Der kurdische Anwalt Tahir Elçi wurde am 28. November 2015 in der türkischen Stadt Diyarbakır von bislang unbekannten Tätern erschossen. In dieser persönlichen Stellungnahme nimmt Andrew Gardner, Türkei-Experte im internationalen Amnesty-Sekretariat in London, Abschied von dem mutigen und engagierten Verteidiger der Menschenrechte.

Etwa 100.000 Menschen nahmen am 29. November an der Beerdigungsfeier des getöteten Menschenrechtsanwalts Tahir Elçi teil.
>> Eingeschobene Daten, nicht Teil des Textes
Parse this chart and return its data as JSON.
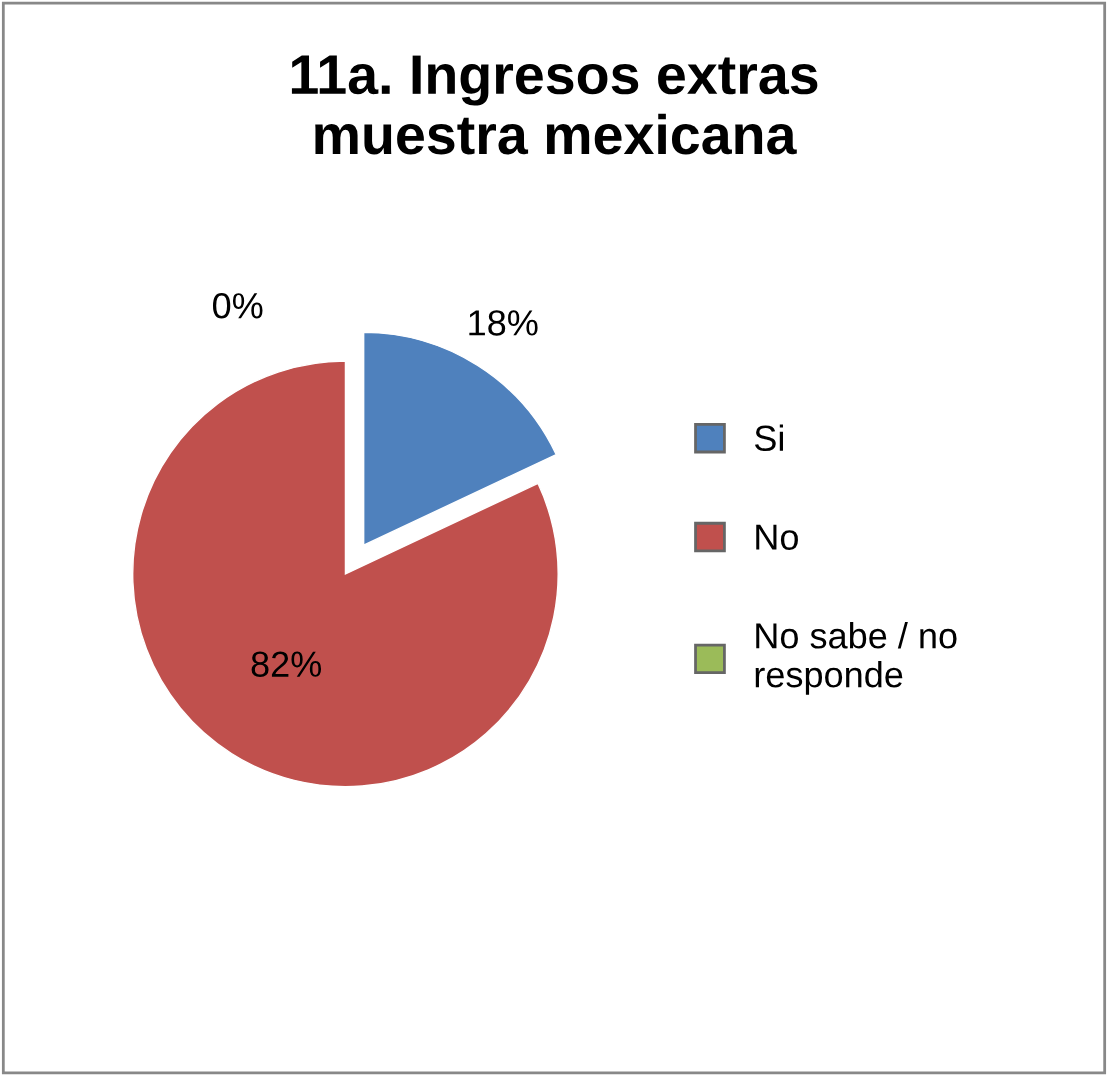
{
  "chart_data": {
    "type": "pie",
    "title": "11a. Ingresos extras\nmuestra mexicana",
    "categories": [
      "Si",
      "No",
      "No sabe / no responde"
    ],
    "values": [
      18,
      82,
      0
    ],
    "colors": [
      "#4f81bd",
      "#c0504d",
      "#9bbb59"
    ],
    "value_labels": [
      "18%",
      "82%",
      "0%"
    ],
    "legend": "right"
  }
}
Der kalte und graue Morgen in Diyarbakır untermalte die traurige Atmosphäre während des langen Weges, auf dem der Sarg vom Leichenschauhaus bis zum Yeniköy-Friedhof getragen wurde.

Tahir Elçi war ein prinzipientreuer und eloquenter Verfechter des Friedens und der Menschenrechte und er war bereit, für seine Ansichten einzustehen, egal was es ihn kostete oder gegen welche Interessen er damit agierte.

Er wird schmerzlich vermisst werden.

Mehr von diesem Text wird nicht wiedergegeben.